I Remember My Birth
To be true, must a story be true?

Panic yanked at Mother when she realized she was in labor. Forty years old and about to give birth for the first time, she arrived at the hospital distracted and wishing her mother were there with her. Her mother bore nine children. She would know what to do.
In the delivery room, the doctor ordered an injection that ushered Mother into a twilight, shifting everything into slow motion. The dulled pain of her contractions competed with the shame and discomfort she felt at having her feet in stirrups and the doctor positioned between her legs. She struggled to hear his instructions, which sounded as if they were spoken from somewhere far off, from a deep well or a tunnel.
“Push!” the doctor shouted.
She tried, but she felt so weary. She started to cry.
A nurse took her hand and said something to her she couldn’t quite understand. The words had a comforting lilt, like a lullaby.
“Push!” he shouted. “Push harder!”
She bore down, but her muscles tightened so slowly and she felt so weak that the effort seemed wasted. As the nurse squeezed her hand, Mother sensed the woman’s pity for her. She wondered if she was about to die. The nurse sang something softly in her ear.
“You are going to have to push harder,” the doctor yelled at her. His voice sounded like an alarm bell sounding in the distance.
The nurse leaned toward the doctor and shouted back at him, “She’s pushing as hard as she can!”
The doctor decided that forceps would be necessary. He used them to cup the baby’s head and pull Mother’s child — me — into the world.
She surrendered to sleep. She didn’t hear my first cry or ask if I was a boy or a girl. She didn’t feed me my first bottle. I was taken to the nursery where I was tended after my birth.
Exhausted, Mother slept through the night and awakened to hear a nurse asking her if she would like to see her daughter.
The story of my birth seems like a memory. It persists in my mind as if I had been there, a witness in the delivery room. I see the nurse hovering over my mother, trying to comfort her. I see the consternation on her face as the doctor stands between my mother’s legs, shouting at her. The steel forceps gleam, reflecting the delivery room lights as the doctor positions them to speed the delivery. My mother, deathly pale, lies unconscious on the delivery table after I am born.

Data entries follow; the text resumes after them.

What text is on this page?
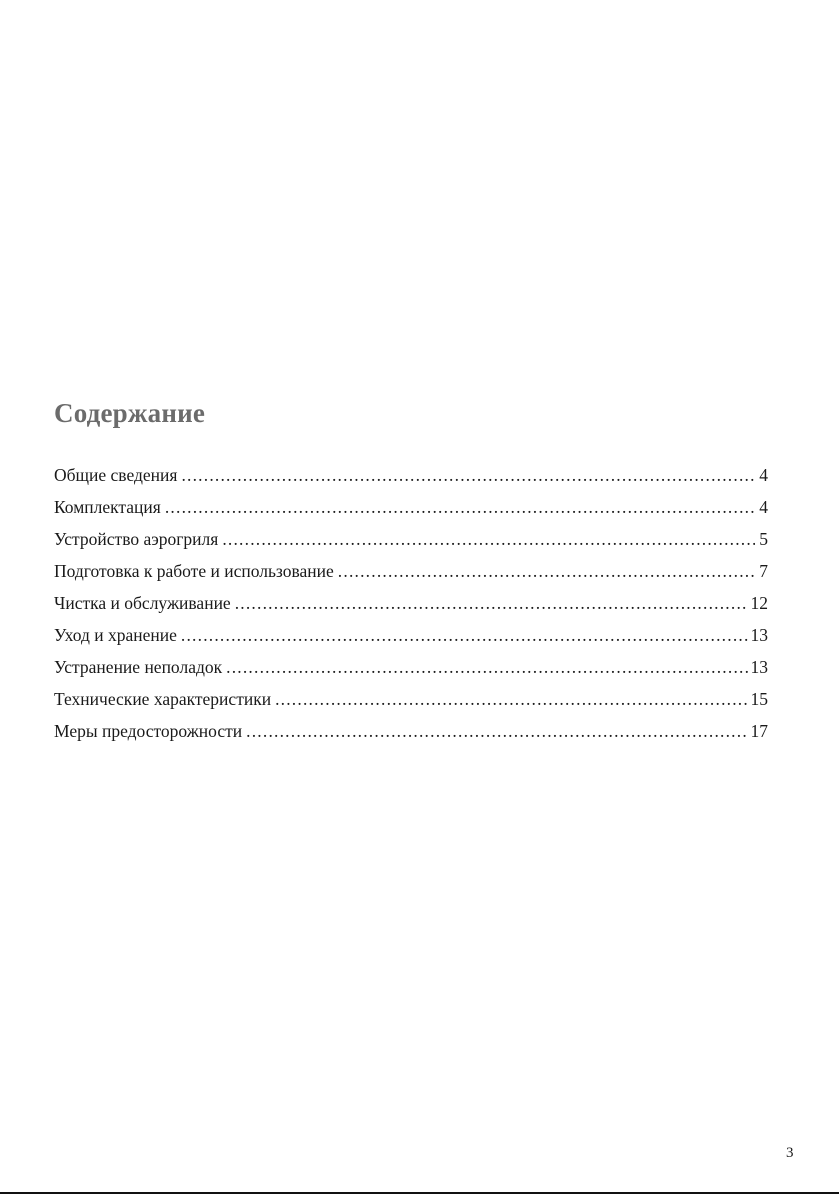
Содержание
Общие сведения .....	4
Комплектация .....	4
Устройство аэрогриля .....	5
Подготовка к работе и использование .....	7
Чистка и обслуживание .....	12
Уход и хранение .....	13
Устранение неполадок .....	13
Технические характеристики .....	15
Меры предосторожности .....	17
3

My mother told me the story of my birth many times when I was growing up. After I was old enough to understand how babies are born, she recited it to me in almost the same words every time. It became a bedtime story, a tale told at birthday celebrations, an account shared when my grandmother came to visit. Giving birth to me, Mother said, was the most important event of her life — and one that almost killed her. When she narrated the events, her voice conveyed high drama in the delivery room, rising to a crescendo when the nurse shouted at the doctor.
Psychologists would call my seeming recollection of my birth a false memory — one that is implanted in the mind by someone else. We are told a story, perhaps repeatedly, and we develop a narrative in our minds that seems to be a memory. My birth memory is certainly false in the sense that I did not actually witness my own birth as an observer in the delivery room.

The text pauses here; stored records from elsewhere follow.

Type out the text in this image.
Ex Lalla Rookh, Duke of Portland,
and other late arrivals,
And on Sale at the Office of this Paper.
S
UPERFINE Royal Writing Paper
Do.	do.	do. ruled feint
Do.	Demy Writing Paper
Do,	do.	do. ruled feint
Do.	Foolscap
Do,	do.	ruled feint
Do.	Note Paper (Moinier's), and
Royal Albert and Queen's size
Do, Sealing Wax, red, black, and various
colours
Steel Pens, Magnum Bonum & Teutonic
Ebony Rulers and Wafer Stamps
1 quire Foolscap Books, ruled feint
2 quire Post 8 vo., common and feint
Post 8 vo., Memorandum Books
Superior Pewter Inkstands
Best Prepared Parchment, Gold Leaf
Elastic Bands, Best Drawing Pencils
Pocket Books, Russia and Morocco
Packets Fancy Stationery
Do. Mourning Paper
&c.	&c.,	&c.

And the story itself may be false. My mother may have only imagined the scene in her drug-induced state. The events may not have happened exactly as she perceived them. If we were to ask the doctor what happened, for instance, he might tell a different story, as might the nurse.
The value of the memory is not in its factual accuracy. The memory is important because it is one part of the shared history that allows a group of people to cohere as a family. Like a myth or a folk tale, it encapsulates a set of images and impressions that help to solidify my family’s identity. A woman fearful of the birthing process who believes she is sacrificing her life to give life to another. A woman who defines her own life by the act bearing a child.

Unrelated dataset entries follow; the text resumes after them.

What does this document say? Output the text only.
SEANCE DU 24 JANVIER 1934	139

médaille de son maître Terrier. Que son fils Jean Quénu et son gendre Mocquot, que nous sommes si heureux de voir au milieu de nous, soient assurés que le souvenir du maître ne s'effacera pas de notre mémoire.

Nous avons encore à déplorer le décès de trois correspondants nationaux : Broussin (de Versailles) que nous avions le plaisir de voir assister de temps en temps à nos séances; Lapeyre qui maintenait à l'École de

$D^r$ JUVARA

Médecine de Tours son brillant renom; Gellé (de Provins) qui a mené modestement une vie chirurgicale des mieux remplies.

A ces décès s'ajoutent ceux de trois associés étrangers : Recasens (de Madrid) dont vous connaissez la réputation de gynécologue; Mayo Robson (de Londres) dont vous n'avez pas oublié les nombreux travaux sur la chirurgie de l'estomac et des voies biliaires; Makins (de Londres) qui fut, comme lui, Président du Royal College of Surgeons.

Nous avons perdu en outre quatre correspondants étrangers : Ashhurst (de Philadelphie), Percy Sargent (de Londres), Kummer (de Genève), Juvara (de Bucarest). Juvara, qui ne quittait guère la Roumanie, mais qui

The memory of my birth is part of my family’s story. Does it have to be an actual memory, and does it have to be historically accurate, to be true? If I write a memoir of my childhood experiences, can I include this account as part of my story?
Surviving as a product of the collective consciousness that unites my family, the story of my birth may convey a truth more significant than facts. It reveals my mother’s perception of childbearing, for instance, and the relationship of a mother to her child.
I remember her reciting the story to me. But I also remember the events of the story itself, the same way I remember our Christmas tree falling on me when I was four, the neighbor’s dog biting me when I was five, or receiving my first bicycle for my sixth birthday. All of these stories play out in my mind as if I’m watching a home movie, as if my eyes were the camera’s eye.
I remember my birth. It may be a false memory. But for what it reveals about my life, it is a true story.